22 March 2017
British Library Launches OCR Competition for Rare Indian Books
Calling all transcription enthusiasts! We’ve launched a competition to find an accurate and automated transcription solution for our rare Indian books and printed catalogue records, currently being digitised through the Two Centuries of Indian Print project.
The competition, in partnership with the University of Salford’s PRIMA Research Lab, is part of the International Conference on Document Analysis and Recognition, taking place in Kyoto, Japan this November. The winners will be announced at a special event during the conference.
Digitised images of the books will be made openly available through the library’s website and we hope this competition will produce transcriptions that enable full text search and discovery of this rich material. Sharing XML transcriptions will also give researchers the foundation to apply computational tools and methods such as text mining that may lead to new insights into book and publishing history in India.
Split into two challenges, those wishing to participate in the competition can enter either or both.
The first challenge is to find an automated transcription for the 19th century printed books written in Bengali script.
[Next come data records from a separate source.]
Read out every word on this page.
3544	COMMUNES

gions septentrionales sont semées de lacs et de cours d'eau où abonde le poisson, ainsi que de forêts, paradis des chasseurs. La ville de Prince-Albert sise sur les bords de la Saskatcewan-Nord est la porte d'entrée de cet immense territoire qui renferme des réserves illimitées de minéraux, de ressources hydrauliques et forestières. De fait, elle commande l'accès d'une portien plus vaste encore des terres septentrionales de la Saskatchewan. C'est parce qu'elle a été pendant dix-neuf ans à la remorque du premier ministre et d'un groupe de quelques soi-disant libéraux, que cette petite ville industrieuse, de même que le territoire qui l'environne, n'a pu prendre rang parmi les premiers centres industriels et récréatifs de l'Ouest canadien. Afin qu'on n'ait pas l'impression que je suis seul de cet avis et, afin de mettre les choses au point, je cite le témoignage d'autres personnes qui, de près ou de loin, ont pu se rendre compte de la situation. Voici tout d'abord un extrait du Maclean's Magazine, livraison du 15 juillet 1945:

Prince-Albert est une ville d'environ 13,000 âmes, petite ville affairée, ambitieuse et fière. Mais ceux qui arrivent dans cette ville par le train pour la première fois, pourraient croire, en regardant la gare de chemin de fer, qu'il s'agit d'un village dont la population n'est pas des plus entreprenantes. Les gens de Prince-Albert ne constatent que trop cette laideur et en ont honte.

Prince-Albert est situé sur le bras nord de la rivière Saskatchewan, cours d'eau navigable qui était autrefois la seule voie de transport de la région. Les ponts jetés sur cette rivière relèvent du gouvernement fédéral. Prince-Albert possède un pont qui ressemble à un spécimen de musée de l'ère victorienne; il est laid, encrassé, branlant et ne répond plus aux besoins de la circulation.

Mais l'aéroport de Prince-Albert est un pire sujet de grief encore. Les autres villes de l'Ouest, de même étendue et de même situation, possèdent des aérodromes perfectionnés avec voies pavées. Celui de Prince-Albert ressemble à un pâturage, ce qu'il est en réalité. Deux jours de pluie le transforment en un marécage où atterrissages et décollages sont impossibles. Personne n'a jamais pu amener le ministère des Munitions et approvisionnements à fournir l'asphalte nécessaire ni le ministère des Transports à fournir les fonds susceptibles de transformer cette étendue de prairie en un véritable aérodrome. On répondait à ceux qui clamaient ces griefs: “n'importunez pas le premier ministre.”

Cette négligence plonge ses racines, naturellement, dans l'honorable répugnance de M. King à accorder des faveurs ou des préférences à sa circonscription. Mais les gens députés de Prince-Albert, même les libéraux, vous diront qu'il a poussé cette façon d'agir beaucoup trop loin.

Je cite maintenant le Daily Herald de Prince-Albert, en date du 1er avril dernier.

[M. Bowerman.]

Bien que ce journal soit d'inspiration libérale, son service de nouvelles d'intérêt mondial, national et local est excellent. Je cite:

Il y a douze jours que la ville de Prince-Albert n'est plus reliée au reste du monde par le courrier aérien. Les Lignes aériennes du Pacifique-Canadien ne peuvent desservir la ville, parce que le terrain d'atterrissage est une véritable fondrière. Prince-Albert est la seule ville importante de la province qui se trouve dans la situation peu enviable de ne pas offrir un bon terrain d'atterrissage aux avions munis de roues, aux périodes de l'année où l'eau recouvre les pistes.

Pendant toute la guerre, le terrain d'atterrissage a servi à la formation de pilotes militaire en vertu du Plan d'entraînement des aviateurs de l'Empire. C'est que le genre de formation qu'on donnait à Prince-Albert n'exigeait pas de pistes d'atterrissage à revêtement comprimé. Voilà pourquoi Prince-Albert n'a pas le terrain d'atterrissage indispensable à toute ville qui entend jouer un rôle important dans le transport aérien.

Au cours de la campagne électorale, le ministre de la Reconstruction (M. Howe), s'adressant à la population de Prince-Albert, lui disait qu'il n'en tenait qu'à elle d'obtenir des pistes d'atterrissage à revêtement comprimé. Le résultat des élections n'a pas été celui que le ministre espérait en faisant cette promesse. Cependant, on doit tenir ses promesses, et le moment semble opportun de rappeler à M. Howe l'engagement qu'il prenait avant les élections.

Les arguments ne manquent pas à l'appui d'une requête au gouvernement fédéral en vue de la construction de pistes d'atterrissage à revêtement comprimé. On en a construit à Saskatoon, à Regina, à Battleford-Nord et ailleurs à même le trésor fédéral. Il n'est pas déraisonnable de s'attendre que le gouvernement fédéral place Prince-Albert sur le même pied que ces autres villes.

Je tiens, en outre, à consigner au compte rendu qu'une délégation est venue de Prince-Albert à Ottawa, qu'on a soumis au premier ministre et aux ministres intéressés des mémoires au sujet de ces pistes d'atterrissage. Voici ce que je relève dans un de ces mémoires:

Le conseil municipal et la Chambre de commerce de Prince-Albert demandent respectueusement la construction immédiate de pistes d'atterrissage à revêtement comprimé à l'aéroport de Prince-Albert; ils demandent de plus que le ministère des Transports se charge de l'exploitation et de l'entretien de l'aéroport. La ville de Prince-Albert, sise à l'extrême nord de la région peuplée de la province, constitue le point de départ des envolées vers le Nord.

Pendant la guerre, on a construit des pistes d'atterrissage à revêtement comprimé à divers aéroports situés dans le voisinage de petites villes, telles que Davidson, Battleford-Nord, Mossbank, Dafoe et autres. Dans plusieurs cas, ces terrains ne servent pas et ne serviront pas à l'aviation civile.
Optical Character Recognition of many non-Latin scripts is a developing area, but still presents a considerable barrier for libraries and other cultural institutions hoping to open up their material for scholarly research.
Above: A page from 'Animal Biography', one of the Bengali books being digitised as part of Two Centuries of Indian Print (VT 1712)
Challenge number two involves our printed catalogue records, known as ‘Quarterly Lists’. These describe books published in India between 1867 and 1967. The lists are arranged in tables and therefore accurately representing the layout of the data is important if researchers are able to use computational methods to identify chunks of information such as the place of publication and cost of the book.
Above: A typical double page from the Quarterly Lists (SV 412/8)
With the competition now open, we’ve already gone some way to helping participants by manually transcribing a few pages to create ‘ground truth’ using PRIMA's editing tool, Aletheia. You can watch a video introducing the competition. So if you or anyone you know would like to enter, do please register and you could be contributing to this landmark project, and picking up an award for your troubles!